Alright, What is live migration? Migration of a virtual machine is simply moving the VM running on a physical machine (let’s call it source node) to another physical machine (let’s call it target node). The trick is to do this, while the VM is running on the source node, and without disrupting any active network connections even after the VM is moved to the target node. It is considered “live”, since the original VM is running, while the migration is in progress. Huge benefit of doing the live migration is the very small downtime in the order of milli seconds.
How to achieve live migration
To move a VM from the source node to the target node, we need to consider moving its cpu state, memory content, storage content, and network connections.
- Migrating CPU state has been extensively researched in the context of process migration. See Berkeley Lab Checkpoint/Restart (BLCR) for implementation details.
- Migrating memory content is a bit tricky, considering that the VM on the source node is still running and making modifications to the memory state. The idea is to do iterative copying of the memory contents, and send only the “delta” changes to the target node. There is a point, when only a small “delta” memory that needs to be copied. At this stage, the VM on the source node is paused, the delta memory is copied, and VM is resumed on the target node. The brief pause is what causes the downtime.
- Migrating storage content is similar to memory, but will require a lot more time, and the migration may take on the order of minutes. It may not be easy to guarantee small mill second downtime with storage migration. All current commercial products side-step this problem, by using centralized storage (e.g. NFS, iSCSI, Fibre Channel based SAN) that hosts VM images. Storage content doesn’t have to be migrated, if both source and target node are connected to the centralized storage. There are a few research solutions (1, 2, 3) that try to address this problem.

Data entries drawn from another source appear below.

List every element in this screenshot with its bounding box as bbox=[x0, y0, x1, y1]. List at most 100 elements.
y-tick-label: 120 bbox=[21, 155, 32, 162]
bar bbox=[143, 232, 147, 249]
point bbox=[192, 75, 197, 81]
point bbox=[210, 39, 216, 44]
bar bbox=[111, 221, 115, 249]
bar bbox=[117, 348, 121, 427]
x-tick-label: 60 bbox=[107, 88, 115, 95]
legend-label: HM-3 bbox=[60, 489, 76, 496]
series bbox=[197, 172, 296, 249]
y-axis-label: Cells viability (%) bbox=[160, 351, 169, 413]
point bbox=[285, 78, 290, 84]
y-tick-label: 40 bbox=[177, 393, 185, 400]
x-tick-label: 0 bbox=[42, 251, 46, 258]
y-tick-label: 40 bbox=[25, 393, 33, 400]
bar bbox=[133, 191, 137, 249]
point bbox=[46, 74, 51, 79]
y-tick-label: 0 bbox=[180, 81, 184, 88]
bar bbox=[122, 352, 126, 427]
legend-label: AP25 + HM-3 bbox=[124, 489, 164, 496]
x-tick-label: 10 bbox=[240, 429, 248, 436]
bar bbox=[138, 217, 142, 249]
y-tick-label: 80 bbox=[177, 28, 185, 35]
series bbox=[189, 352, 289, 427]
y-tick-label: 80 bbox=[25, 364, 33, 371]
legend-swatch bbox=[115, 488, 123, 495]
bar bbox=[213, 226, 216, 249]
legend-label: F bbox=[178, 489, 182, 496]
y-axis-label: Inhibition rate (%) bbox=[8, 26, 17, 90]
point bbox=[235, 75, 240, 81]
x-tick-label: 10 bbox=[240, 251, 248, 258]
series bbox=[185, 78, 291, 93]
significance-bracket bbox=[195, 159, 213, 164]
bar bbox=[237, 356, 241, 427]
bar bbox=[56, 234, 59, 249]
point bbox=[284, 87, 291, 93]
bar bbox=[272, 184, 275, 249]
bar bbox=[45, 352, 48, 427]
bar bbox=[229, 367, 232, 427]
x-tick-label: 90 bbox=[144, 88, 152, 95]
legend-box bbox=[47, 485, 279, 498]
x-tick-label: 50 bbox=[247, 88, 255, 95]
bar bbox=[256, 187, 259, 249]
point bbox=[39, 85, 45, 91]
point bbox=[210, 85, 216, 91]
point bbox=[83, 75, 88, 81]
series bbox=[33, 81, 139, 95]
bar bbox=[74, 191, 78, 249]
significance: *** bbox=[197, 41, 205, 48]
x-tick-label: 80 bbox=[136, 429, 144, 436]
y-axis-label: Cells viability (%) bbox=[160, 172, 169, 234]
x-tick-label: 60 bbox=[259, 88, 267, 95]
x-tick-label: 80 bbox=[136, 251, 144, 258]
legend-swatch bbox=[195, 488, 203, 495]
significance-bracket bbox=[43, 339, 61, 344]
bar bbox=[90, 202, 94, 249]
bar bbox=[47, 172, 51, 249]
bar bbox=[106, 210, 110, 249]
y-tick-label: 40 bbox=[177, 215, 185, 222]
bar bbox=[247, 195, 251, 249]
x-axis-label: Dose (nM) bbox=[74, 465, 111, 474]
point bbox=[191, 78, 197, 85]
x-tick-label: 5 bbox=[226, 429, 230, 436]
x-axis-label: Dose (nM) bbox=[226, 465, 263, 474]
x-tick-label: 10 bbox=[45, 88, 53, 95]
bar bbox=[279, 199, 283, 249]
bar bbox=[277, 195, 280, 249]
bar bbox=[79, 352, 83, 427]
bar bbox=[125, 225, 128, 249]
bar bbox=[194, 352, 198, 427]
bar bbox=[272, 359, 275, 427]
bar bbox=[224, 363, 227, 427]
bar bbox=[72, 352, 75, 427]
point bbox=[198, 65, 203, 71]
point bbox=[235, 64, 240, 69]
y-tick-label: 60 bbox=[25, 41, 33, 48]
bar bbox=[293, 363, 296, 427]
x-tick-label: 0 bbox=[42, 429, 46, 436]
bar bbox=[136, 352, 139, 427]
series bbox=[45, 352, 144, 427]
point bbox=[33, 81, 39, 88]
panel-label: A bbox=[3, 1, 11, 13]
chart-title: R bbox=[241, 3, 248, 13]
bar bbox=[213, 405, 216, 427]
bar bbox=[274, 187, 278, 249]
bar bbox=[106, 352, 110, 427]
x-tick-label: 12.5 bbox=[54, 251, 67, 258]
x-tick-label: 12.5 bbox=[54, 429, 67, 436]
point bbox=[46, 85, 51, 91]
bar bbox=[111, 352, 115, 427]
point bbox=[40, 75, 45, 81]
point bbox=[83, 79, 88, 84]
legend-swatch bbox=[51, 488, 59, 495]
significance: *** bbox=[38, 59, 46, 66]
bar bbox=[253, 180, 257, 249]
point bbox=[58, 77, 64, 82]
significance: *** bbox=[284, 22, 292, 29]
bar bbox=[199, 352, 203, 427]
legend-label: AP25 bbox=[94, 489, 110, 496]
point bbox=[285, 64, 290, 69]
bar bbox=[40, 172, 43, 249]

- Migrating network connections is simple, if you assume that all of the nodes are in the same IP subnet. When the VM is migrated to the target node, the VM simply has to send an ARP broadcast saying that the IP address has moved to a new physical (MAC address) location. Since this happens at the connection between Layer 2 and Layer 3 of network stack, transport layer is transparent to this change, and TCP connections survive the migration. As a result, applications see no disruption in network connections. Clearly, this approach doesn’t work, if the VMs have to cross subnets. There are many ways (1, 2) to solve this problem, but all of them have huge performance implications
The success and popularity of live migration lies in the fact that it has very small downtime, and some of the limitations I mentioned above are inherent to achieving that goal.
Benefits of live migration
One of the primary use-cases for live migration is for resource management in cloud computing. For example, cloud computing providers like Amazon EC2 have thousands of VMs running in their data centers. To save energy, cost and for load balancing, they can move VMs using live migration, without disrupting their customer applications running in the VMs. How to do this efficiently (or optimally) is a big research question, and some solutions (1) are available.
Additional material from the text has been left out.